US began hunting for hidden assets of Russian oligarchs
Then the search began for the hidden assets of Russian oligarchs and officials, who are known for their ability to hide the ends in the water. In recent months, U.S. federal prosecutors have issued a string of requests for information, including business records, bank statements and trust registers, people familiar with the situation told The Wall Street Journal. According to them, the goal of investigators is to cut through the veil of secrecy that shrouds ownership structures and hides the ultimate beneficiaries of assets.
The claims are filed through several federal courts, including New York and Houston.

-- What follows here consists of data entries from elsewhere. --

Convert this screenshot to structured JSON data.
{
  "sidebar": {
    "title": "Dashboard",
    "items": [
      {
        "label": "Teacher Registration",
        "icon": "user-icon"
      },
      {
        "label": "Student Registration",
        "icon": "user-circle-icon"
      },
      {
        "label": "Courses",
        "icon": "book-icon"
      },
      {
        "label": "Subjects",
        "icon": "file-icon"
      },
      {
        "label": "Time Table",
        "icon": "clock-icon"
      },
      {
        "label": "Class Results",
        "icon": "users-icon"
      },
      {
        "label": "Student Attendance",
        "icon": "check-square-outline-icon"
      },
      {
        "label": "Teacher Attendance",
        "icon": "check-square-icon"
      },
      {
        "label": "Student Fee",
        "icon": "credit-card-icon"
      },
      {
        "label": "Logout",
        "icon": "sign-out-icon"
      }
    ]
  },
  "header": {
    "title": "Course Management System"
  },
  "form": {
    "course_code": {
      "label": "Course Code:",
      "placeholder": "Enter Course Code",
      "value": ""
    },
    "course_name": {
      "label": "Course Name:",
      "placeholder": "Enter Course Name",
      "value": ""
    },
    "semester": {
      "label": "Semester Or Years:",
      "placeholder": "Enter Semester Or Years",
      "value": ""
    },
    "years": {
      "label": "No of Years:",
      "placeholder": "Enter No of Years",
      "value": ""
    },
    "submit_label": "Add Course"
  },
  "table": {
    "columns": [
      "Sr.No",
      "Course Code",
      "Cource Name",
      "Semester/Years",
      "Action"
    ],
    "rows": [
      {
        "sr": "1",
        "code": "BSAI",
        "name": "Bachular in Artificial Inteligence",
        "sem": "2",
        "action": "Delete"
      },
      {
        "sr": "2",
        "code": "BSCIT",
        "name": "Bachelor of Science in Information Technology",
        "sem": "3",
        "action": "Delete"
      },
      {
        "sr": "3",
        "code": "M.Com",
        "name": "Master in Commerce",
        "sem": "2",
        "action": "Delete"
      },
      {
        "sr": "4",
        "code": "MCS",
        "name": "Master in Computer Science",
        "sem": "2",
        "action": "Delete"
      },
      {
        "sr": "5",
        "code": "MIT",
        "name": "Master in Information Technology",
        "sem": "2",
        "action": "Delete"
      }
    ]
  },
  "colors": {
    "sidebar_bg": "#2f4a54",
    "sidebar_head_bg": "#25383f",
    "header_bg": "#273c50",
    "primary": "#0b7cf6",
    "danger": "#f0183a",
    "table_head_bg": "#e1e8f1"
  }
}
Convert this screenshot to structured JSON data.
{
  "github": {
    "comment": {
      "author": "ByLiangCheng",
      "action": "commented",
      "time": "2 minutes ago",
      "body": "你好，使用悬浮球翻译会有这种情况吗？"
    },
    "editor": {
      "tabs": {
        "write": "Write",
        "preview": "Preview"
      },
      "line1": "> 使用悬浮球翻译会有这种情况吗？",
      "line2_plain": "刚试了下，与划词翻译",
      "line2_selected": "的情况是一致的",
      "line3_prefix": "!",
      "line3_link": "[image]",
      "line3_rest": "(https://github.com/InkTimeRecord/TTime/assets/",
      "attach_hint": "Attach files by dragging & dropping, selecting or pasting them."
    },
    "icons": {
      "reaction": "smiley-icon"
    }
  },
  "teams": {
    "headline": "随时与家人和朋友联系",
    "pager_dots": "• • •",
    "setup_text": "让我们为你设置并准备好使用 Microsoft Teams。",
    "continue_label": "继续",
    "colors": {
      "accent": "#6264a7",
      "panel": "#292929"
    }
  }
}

Prosecutors have to overcome many difficulties, both arising during the investigation and legal nature, notes the WSJ. In the first case, they need to find assets hidden by professional lawyers, accountants and financial planners. In the second, they are hampered by the lack of legal instruments that would allow them not just to seize assets, but to confiscate them and, possibly, use them for financial assistance to Ukraine, as Kyiv and some Western politicians are calling for.
The presidential administration has asked Congress to pass a law that expands the powers of the authorities to confiscate Russian assets and create legal grounds for transferring funds to Ukraine. “We don’t have a special mechanism for transferring to the Ukrainian people the proceeds from the confiscation of the assets of the oligarchs,” Democratic Senate Judiciary Committee member Sheldon Whitehouse said in September at a hearing.
The European Commission has proposed similar legislative changes. Together with the government of Ukraine and the World Bank, she recently estimated Ukraine’s current economic recovery needs at $349 billion. To help fund these costs, the US and its allies recently created a working group called Russian Elites, Proxies and Oligarchs – REPO). She is looking for assets that, according to the West, were acquired with funds obtained illegally due to the proximity of their owners to the regime of Vladimir Putin.
The process could take years, admits Andrew Adams, who chairs the KleptoCapture Catch the Kleptocrat Task Force, created by the US Treasury Department and including a whole group of federal agencies. “To conduct an international investigation, penetrating often opaque jurisdictions that are interested in providing safe haven to those who cover up illegal activities, is an extremely difficult task,” Adams said at a September hearing.
The oligarchs are transferring assets to trusts, family members and partners, hiding stakes in companies scattered around the world, says Cary Steinbouer of Winston & Strawn, a law firm who previously held a senior position in the Office of Foreign Assets Management (OFAC), which implements sanctions. For example, it was recently revealed that Alisher Usmanov, through a network of companies created by Bridgewaters from the Isle of Man, invested $175 million in the American laser startup Quanery during the initial public offering. It took place shortly before the start of the war in Ukraine. And although the US imposed sanctions on Usmanov, which included freezing assets in the US, OFAC was not aware of his stake in Quanergy, a person familiar with the situation told the WSJ.